StackGAN networks can generate photorealistic images in 256 x 256 px resolution from text descriptions. This elaborate process involves two stages:
Stage-I GAN (the upper part of the diagram) sketches a primitive shape of an object and applies colors to it, based on the provided text description, producing a low-resolution image.
Stage-II GAN takes this image and the original description as input and generates high-resolution images with realistic details. Additionally, it can remove various faults and aberrations generated in the first stage, and refine the image by adding tiny yet important details.
Here’s a sample of what this method can do:
Lately, I have been deliberating on the use of GAN in film-making. Imagine that one day, entire films will be generated by AI and delivered to us in real-time. You’ll get precisely the films you expect, tailored to your unique taste, where movie characters will be able to perform any stunt without special effects.
Currently, research is being conducted to make that vision come true. In 2016, Carl Vondrick published a research paper titled Generating Videos with Scene Dynamics, where he described a mechanism developed by him to enable dynamic generation of movie frames one by one.

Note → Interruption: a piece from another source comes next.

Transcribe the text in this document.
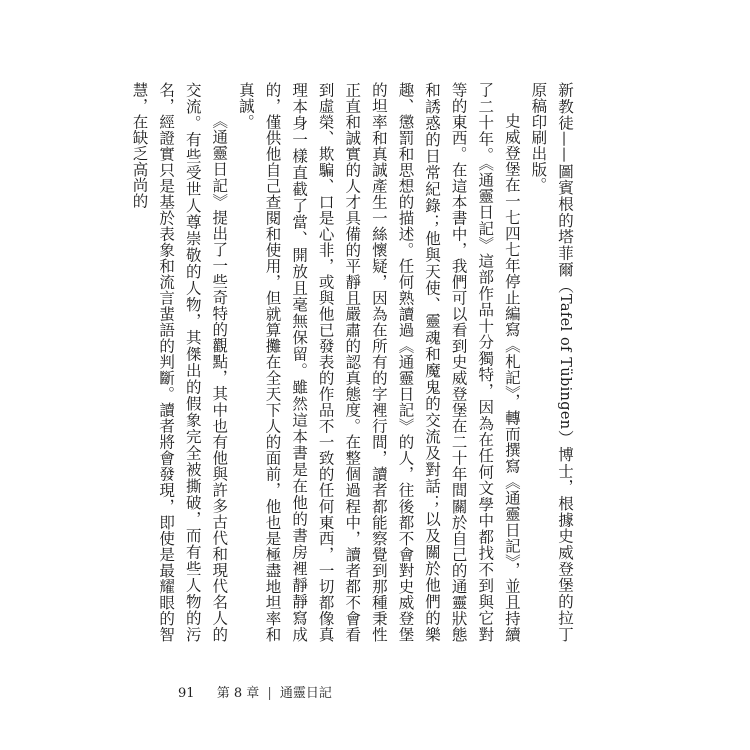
新教徒——圖賓根的塔菲爾（Tafel of Tübingen）博士，根據史威登堡的拉丁原稿印刷出版。

史威登堡在一七四七年停止編寫《札記》，轉而撰寫《通靈日記》，並且持續了二十年。《通靈日記》這部作品十分獨特，因為在任何文學中都找不到與它對等的東西。在這本書中，我們可以看到史威登堡在二十年間關於自己的通靈狀態和誘惑的日常紀錄；他與天使、靈魂和魔鬼的交流及對話；以及關於他們的樂趣、懲罰和思想的描述。任何熟讀過《通靈日記》的人，往後都不會對史威登堡的坦率和真誠產生一絲懷疑，因為在所有的字裡行間，讀者都能察覺到那種秉性正直和誠實的人才具備的平靜且嚴肅的認真態度。在整個過程中，讀者都不會看到虛榮、欺騙、口是心非，或與他已發表的作品不一致的任何東西，一切都像真理本身一樣直截了當、開放且毫無保留。雖然這本書是在他的書房裡靜靜寫成的，僅供他自己查閱和使用，但就算攤在全天下人的面前，他也是極盡地坦率和真誠。

《通靈日記》提出了一些奇特的觀點，其中也有他與許多古代和現代名人的交流。有些受世人尊崇敬的人物，其傑出的假象完全被撕破，而有些人物的污名，經證實只是基於表象和流言蜚語的判斷。讀者將會發現，即使是最耀眼的智慧，在缺乏高尚的

91 第 8 章 | 通靈日記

To achieve that, Vondrick used GAN with a spatio-temporal convolutional architecture that would untangle every scene’s foreground from the background.
The technology devised by Vondrick still requires some work, but we can already envisage the opportunities it will present in the future.
Possible GAN Applications
GAN can have virtually unlimited applications in the near future. It will provide efficiencies across numerous tasks and processes in entertainment, machine design, and architecture, or sales and advertising. Here are a few possible scenarios.
Here’s how it goes: you go to your Netflix account, and get content that has been specially generated for you. No scenes and actors are real, they have never existed, but they are so realistic that you cannot tell them from the real thing. Lifelike representation of our reality equips the characters with skills and abilities that humans cannot possess and allows them to do incredible things without any CGI.
So while the entire movie is highly realistic, the time and cost of its production go significantly down. Going one step further, when the AI-based solution masters all human features and gestures, it will be able to create breathtaking pictures dynamically, on-demand.
Architecture and Interior Design
The second example of GAN’s use I’d like to discuss is its application in engineering and architecture. We can imagine at least a few practical use cases here. For instance, let’s assume you want to design or redecorate your flat.
First, you open a mobile app that scans your apartment through smartphone lenses. Then, you choose the design style. The underlying mechanism generates a real-time preview showing how the design would look like in your space. At the same time, it provides you with a list of furniture and appliances used in the design, together with a price list and stores where you can purchase all items.
In construction, we can apply a similar solution to generate plans and visualizations much faster and with a higher level of detail than they are currently made by humans.
E-commerce is another industry that can significantly benefit from GAN. Imagine an online fashion business. As a customer, you can upload your picture to the store’s app, and check how you would look like in various outfits by ‘trying them on’ virtually, without leaving home. Such a solution allows for easier and faster decision-making; some brands are already implementing it in their e-stores.
3D Design and Models
GAN also presents an excellent opportunity for 3D design and modeling. All design processes that are currently performed manually can be automated with generative models. When we combine them with 3D printing, we will be able to build a fully-autonomous system for design and manufacturing of various objects and devices. How will it work? That’s simple. You’ll launch an application, tell the system what output you need, and wait for it to create the desired artifact.